While the game is designed rather well and nicely animated, gameplay itself could have been improved. Marko’s controls and the game flow in general feel rather sluggish, which is odd considering the huge amount of detailed animation on the main character. Also, the collision detection seems a bit iffy. This becomes most apparent when picking up soda cans. Oh yeah, remember what I said earlier about shoehorning in environmental messages? Well, aside from the obvious plot point of green gooey mutagens and dumping them into the sewers being bad, the game also urges Marko to pick up soda cans along his way. Sometimes they are lying around on the ground, sometimes they are hanging from floating balloons for some reason. Every few levels, the stage exit is marked by some sort of recycling machine which converts each collected can into points. Gather enough points, and you gain an extra live. Sometimes, you need to go out of your way in order to gather up enough cans, while reaching the level exit itself is usually a rather straightforward affair. So, picking up the cans is usually too much of a bother, which is pretty ironic for an attempt to teach the importance of recycling to children.

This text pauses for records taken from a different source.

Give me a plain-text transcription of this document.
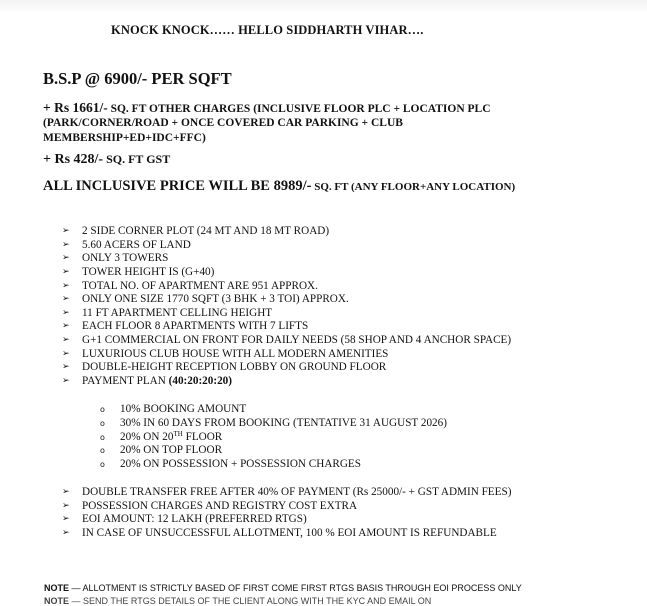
KNOCK KNOCK…… HELLO SIDDHARTH VIHAR….
B.S.P @ 6900/- PER SQFT
+ Rs 1661/- SQ. FT OTHER CHARGES (INCLUSIVE FLOOR PLC + LOCATION PLC
(PARK/CORNER/ROAD + ONCE COVERED CAR PARKING + CLUB
MEMBERSHIP+ED+IDC+FFC)
+ Rs 428/- SQ. FT GST
ALL INCLUSIVE PRICE WILL BE 8989/- SQ. FT (ANY FLOOR+ANY LOCATION)
➢ 2 SIDE CORNER PLOT (24 MT AND 18 MT ROAD)
➢ 5.60 ACERS OF LAND
➢ ONLY 3 TOWERS
➢ TOWER HEIGHT IS (G+40)
➢ TOTAL NO. OF APARTMENT ARE 951 APPROX.
➢ ONLY ONE SIZE 1770 SQFT (3 BHK + 3 TOI) APPROX.
➢ 11 FT APARTMENT CELLING HEIGHT
➢ EACH FLOOR 8 APARTMENTS WITH 7 LIFTS
➢ G+1 COMMERCIAL ON FRONT FOR DAILY NEEDS (58 SHOP AND 4 ANCHOR SPACE)
➢ LUXURIOUS CLUB HOUSE WITH ALL MODERN AMENITIES
➢ DOUBLE-HEIGHT RECEPTION LOBBY ON GROUND FLOOR
➢ PAYMENT PLAN (40:20:20:20)
o 10% BOOKING AMOUNT
o 30% IN 60 DAYS FROM BOOKING (TENTATIVE 31 AUGUST 2026)
o 20% ON 20TH FLOOR
o 20% ON TOP FLOOR
o 20% ON POSSESSION + POSSESSION CHARGES
➢ DOUBLE TRANSFER FREE AFTER 40% OF PAYMENT (Rs 25000/- + GST ADMIN FEES)
➢ POSSESSION CHARGES AND REGISTRY COST EXTRA
➢ EOI AMOUNT: 12 LAKH (PREFERRED RTGS)
➢ IN CASE OF UNSUCCESSFUL ALLOTMENT, 100 % EOI AMOUNT IS REFUNDABLE
NOTE — ALLOTMENT IS STRICTLY BASED OF FIRST COME FIRST RTGS BASIS THROUGH EOI PROCESS ONLY
NOTE — SEND THE RTGS DETAILS OF THE CLIENT ALONG WITH THE KYC AND EMAIL ON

Marko’s Magic Football isn’t without its charm. The soccer ball certainly is a gimmick, but it isn’t a bad one, and the amount of animation on the main character is enjoyable to look at. Once you get a hang on the controls, the game plays out just fine for the most part. The colorful palette used will certainly appeal to kids. However, the game flow moves along rather slowly, and both the level design and the gameplay itself are lacking in polish. Also, the Genesis sound isn’t good at all; the soundtrack of the latter Sega CD release is much, much better. With improved graphics (specifically regarding the size of the characters), better acoustics, and a tighter mechanic, this game could have been a real contender. Overall, it lacks the endurance to become a truly memorable title, but if you’re in the mood for a quirky little platformer with a unique little gameplay gimmick, give Marko a try.